Les autorités chinoises ont ensuite arrêté Liu Xiaobo en décembre de la même année. Outre la "Charte 08", les autorités reprochent à Liu Xiaobo des articles critiques publiés sur Internet. La justice l'a reconnu coupable de "subversion du pouvoir de l'État" en décembre 2009, et l'a condamné à 11 ans de prison. À l'époque, déjà, l'affaire avait ému la communauté internationale, qui avait appelé à sa libération. La Chine avait dénoncé des "ingérences grossières" et exhorté l'Occident à rester à l'écart de cette histoire.
La mobilisation en faveur de Liu Xiaobo n'a pas cessé depuis. C'est grâce au lobbying actif de Vaclav Havel, ancien dissident du temps du régime communiste en Tchécoslovaquie et signataire à l'époque de la "Charte 77" – qui a servi de modèle à la "Charte 08" chinoise -, que le nom de Liu Xiaobo a atterri sur le bureau du comité Nobel à Oslo.
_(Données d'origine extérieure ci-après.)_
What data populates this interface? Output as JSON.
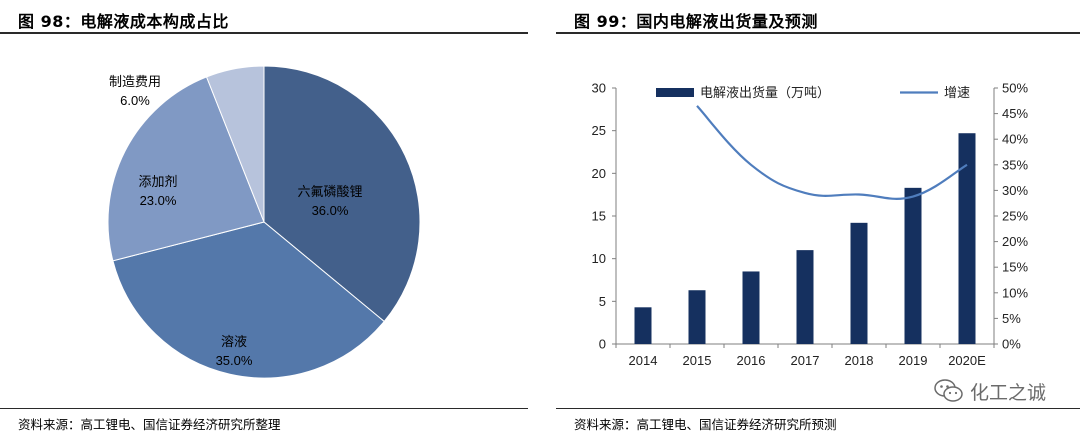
{
  "left": {
    "title": "图 98：电解液成本构成占比",
    "source": "资料来源：高工锂电、国信证券经济研究所整理"
  },
  "right": {
    "title": "图 99：国内电解液出货量及预测",
    "source": "资料来源：高工锂电、国信证券经济研究所预测"
  },
  "watermark": {
    "text": "化工之诚",
    "icon": "wechat-icon"
  },
  "chart_data": [
    {
      "type": "pie",
      "slices": [
        {
          "label": "六氟磷酸锂",
          "value": 36.0,
          "display": "36.0%",
          "color": "#43608b"
        },
        {
          "label": "溶液",
          "value": 35.0,
          "display": "35.0%",
          "color": "#5478aa"
        },
        {
          "label": "添加剂",
          "value": 23.0,
          "display": "23.0%",
          "color": "#8099c4"
        },
        {
          "label": "制造费用",
          "value": 6.0,
          "display": "6.0%",
          "color": "#b7c3dc"
        }
      ]
    },
    {
      "type": "bar",
      "categories": [
        "2014",
        "2015",
        "2016",
        "2017",
        "2018",
        "2019",
        "2020E"
      ],
      "series": [
        {
          "name": "电解液出货量（万吨）",
          "type": "bar",
          "axis": "left",
          "values": [
            4.3,
            6.3,
            8.5,
            11.0,
            14.2,
            18.3,
            24.7
          ],
          "color": "#15305f"
        },
        {
          "name": "增速",
          "type": "line",
          "axis": "right",
          "values": [
            null,
            46.5,
            35.0,
            29.5,
            29.2,
            28.8,
            35.0
          ],
          "color": "#4f7dbd"
        }
      ],
      "ylim": [
        0,
        30
      ],
      "yticks": [
        "0",
        "5",
        "10",
        "15",
        "20",
        "25",
        "30"
      ],
      "y2lim": [
        0,
        50
      ],
      "y2ticks": [
        "0%",
        "5%",
        "10%",
        "15%",
        "20%",
        "25%",
        "30%",
        "35%",
        "40%",
        "45%",
        "50%"
      ],
      "legend": "top"
    }
  ]
}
L'indépendance du comité du Nobel
Le prix Nobel de la paix avait déjà suscité de grands espoirs chez les dissidents chinois
en 2008 : le nom d'Hu Jia, connu pour son activisme politique et emprisonné depuis 2007, était cité parmi les favoris. Finalement, Martti Ahtisaari, ancien président de Finlande, avait été récompensé.
La réelle liberté de choix du comité a donc pu poser question. "Le comité Nobel subit des pressions considérables de nombreuses origines, commente Jan Egeland, qui dirige l'institut de politique étrangère Nupi à Oslo. Il y a beaucoup de gens qui soulignent que ce prix doit concerner avant tout les efforts en faveur de la paix et que ce n'est pas un prix pour les droits de l'Homme ou la liberté d'expression." Cette année, le comité ne semble pas avoir cédé aux pressions.
Le ministre français des Affaires étrangères, Bernard Kouchner, a d'ailleurs salué dans un communiqué le choix du comité Nobel, "qui incarne la défense des droits de l'homme partout dans le monde".